Die Klägerin hat gemeint, sie arbeite auf einer halbgeschlossenen Station im Sinne der Protokollerklärung Nr. 1 (1) Buchst. b. Ihr stehe deshalb eine monatliche Pflegezulage von 46,02 Euro zu. Sie hat behauptet, im Jahre 1999 in fünf Fällen, im Jahre 2000 in 14 Fällen und im Jahre 2001 in sieben Fällen hätten Patienten von der Station 1 auf eine geschlossene Station verlegt werden müssen. Sie hat hierzu fünf Vorfälle im Jahre 2000 geschildert, in denen Patienten bis zu ihrer Verlegung zum Teil physisch hätten festgehalten werden müssen, ein Patient sei geflüchtet. Für das Jahr 2001 hat sie drei solcher Vorfälle behauptet, wobei in einem Fall der stark alkoholisierte Patient habe aufgehalten und in eine therapeutische Wohngemeinschaft gebracht werden können. Sie hat weiterhin behauptet, unmittelbar nach der streitigen Verhandlung vor dem Arbeitsgericht München vom 14. Dezember 2001 sei ein Patient eingeliefert worden, der stark alkoholisiert gewesen sei. Dieser habe die Station verlassen wollen, was die Klägerin dann letztlich nicht verhindert habe. Ihr sei daraufhin von dem leitenden Oberarzt, dem Zeugen Dr. Niederecker, vorgehalten worden, dass sie den Patienten am Verlassen der Station hätte hindern müssen.

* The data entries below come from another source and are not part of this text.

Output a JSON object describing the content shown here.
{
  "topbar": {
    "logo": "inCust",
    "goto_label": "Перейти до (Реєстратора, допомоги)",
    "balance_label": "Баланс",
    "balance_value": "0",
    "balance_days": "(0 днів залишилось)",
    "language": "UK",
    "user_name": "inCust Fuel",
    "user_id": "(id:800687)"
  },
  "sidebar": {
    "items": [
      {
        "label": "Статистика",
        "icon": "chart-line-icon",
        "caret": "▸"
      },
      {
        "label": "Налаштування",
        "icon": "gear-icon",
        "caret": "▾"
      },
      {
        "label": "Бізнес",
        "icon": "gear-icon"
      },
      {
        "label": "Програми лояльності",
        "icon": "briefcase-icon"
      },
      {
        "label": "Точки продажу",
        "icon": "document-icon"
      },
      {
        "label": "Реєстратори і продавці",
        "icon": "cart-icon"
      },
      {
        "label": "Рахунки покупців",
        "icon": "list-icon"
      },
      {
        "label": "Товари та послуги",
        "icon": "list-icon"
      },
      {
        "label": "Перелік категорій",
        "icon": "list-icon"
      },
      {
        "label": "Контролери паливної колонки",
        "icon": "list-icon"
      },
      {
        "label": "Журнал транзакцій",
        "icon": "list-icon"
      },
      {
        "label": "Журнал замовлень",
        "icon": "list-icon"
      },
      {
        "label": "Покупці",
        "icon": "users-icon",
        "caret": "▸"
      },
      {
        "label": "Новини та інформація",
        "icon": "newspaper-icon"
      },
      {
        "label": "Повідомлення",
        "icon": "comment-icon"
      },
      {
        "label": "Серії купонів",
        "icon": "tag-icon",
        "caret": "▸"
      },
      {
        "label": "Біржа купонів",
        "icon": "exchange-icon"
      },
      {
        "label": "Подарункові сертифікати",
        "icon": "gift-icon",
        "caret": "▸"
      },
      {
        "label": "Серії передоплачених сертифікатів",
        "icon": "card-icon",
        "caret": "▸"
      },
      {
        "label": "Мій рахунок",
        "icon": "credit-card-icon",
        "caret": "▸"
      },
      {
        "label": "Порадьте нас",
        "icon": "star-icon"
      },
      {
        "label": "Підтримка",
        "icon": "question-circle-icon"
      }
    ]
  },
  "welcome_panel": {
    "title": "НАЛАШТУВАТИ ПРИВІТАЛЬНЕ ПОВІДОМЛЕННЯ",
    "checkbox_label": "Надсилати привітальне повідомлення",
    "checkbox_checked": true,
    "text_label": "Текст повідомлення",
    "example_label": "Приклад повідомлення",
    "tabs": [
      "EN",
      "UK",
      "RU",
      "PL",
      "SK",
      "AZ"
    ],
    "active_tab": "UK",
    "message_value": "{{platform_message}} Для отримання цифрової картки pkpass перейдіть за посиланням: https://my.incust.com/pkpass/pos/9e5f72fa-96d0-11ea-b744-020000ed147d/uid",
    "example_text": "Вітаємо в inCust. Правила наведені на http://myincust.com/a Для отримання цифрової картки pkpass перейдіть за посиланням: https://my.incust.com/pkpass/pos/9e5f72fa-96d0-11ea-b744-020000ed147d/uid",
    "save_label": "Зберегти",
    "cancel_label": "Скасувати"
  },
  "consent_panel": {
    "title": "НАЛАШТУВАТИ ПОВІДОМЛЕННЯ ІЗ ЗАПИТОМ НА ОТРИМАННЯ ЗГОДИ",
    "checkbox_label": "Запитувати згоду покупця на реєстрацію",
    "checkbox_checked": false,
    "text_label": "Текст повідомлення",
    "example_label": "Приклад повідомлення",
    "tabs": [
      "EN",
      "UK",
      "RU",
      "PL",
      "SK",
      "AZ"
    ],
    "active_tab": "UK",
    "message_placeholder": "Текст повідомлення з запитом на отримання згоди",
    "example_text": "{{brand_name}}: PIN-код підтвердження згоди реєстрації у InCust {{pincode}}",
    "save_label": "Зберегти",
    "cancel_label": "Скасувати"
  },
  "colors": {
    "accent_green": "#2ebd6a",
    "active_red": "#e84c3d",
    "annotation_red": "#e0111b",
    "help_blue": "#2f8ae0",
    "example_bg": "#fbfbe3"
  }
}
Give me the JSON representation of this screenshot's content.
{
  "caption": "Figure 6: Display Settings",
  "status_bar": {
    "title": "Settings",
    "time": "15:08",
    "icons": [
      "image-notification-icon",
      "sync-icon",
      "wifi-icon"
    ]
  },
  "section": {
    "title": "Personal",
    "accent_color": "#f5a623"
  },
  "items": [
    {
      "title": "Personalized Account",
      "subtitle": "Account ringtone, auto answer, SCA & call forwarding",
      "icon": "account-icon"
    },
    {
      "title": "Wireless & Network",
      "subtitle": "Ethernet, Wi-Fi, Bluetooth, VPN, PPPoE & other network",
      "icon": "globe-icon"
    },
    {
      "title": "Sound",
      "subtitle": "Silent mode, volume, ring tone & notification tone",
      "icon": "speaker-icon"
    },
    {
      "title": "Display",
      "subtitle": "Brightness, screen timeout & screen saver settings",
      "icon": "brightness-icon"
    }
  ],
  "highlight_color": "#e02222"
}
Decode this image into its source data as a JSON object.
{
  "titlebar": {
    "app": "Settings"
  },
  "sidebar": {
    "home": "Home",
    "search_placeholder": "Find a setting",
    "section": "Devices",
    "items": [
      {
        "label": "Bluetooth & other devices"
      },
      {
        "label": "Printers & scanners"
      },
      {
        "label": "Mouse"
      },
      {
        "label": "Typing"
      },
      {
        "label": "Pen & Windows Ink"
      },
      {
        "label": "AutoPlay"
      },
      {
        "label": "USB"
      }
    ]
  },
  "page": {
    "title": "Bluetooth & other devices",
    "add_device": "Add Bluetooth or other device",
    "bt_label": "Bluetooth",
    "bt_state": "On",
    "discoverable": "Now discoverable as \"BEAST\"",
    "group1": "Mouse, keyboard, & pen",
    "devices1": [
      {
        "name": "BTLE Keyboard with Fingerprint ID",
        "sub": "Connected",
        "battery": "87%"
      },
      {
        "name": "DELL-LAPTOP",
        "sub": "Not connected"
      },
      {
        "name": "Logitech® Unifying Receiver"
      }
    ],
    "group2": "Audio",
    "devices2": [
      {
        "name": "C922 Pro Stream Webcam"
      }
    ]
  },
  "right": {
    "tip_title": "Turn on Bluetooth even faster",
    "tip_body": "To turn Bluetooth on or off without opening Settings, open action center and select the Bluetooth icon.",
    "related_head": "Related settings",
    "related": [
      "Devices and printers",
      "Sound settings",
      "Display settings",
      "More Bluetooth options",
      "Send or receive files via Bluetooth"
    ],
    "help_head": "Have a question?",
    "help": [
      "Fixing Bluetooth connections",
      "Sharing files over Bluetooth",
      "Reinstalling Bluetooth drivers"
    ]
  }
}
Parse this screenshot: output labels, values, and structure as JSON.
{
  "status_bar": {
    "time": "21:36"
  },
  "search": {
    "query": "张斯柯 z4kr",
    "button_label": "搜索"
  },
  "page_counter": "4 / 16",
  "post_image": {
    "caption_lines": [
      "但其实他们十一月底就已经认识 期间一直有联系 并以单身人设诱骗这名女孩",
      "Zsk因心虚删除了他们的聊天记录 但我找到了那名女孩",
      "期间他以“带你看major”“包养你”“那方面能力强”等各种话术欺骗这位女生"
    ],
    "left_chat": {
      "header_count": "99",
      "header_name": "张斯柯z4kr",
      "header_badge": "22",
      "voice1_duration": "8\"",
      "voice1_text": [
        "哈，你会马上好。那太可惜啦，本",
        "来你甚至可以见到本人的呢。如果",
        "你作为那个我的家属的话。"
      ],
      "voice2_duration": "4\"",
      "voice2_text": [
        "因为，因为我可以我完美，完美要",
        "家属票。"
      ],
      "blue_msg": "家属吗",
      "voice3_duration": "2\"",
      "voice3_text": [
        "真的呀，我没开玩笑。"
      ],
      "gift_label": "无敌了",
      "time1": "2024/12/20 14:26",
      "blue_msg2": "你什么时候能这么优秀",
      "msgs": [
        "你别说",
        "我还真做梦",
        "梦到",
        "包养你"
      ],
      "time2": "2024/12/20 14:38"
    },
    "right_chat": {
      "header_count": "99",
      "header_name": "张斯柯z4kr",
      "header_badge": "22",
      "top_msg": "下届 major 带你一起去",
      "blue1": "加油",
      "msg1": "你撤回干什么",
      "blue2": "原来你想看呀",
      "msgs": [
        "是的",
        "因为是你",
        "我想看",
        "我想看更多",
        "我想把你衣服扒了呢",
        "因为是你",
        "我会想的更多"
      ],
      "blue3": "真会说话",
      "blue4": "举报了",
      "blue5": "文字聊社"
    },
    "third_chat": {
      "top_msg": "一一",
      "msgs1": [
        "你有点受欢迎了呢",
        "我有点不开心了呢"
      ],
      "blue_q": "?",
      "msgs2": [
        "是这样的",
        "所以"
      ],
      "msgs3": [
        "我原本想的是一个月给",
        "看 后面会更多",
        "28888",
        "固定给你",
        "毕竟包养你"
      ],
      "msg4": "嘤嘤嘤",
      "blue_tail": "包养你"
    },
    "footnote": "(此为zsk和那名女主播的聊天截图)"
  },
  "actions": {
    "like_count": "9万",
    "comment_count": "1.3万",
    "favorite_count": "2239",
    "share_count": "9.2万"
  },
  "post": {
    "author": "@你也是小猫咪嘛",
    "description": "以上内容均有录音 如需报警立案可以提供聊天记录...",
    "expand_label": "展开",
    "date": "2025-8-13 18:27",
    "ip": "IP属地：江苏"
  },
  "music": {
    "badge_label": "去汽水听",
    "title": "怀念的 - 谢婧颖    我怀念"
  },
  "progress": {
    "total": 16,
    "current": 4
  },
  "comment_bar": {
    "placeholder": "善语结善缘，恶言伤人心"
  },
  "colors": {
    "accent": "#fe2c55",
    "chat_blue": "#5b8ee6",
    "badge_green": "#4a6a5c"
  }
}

Die Klägerin hat die Auffassung vertreten, angesichts der durchzuführenden Kontrollen und der Einhaltung der Ausgangsverbote handele es sich um eine halbgeschlossene Abteilung. Es komme nicht darauf an, ob die Schlüsselgewalt, die dem Personal zustehe, auch mit Zwangsmitteln durchgesetzt werde. Es sei im Übrigen auch viel schwieriger, jemanden ohne physische Gewalt am Verlassen der Station zu hindern, als wenn Türen verschlossen würden oder der Patient festgehalten werde. Es sei auch nicht entscheidend, ob Patienten im rechtlichen Sinne untergebracht oder freiwillig da seien. Die Erschwernisse, die mit der Zulage abgegolten werden sollten, seien auch in ihrem Fall gegeben, da Suchtpatienten in hohem Maße dazu neigten, sich selbst oder andere zu gefährden. Sie habe dann besondere Obhutspflichten, nach denen sie solche Patienten am Verlassen der Station zu hindern habe.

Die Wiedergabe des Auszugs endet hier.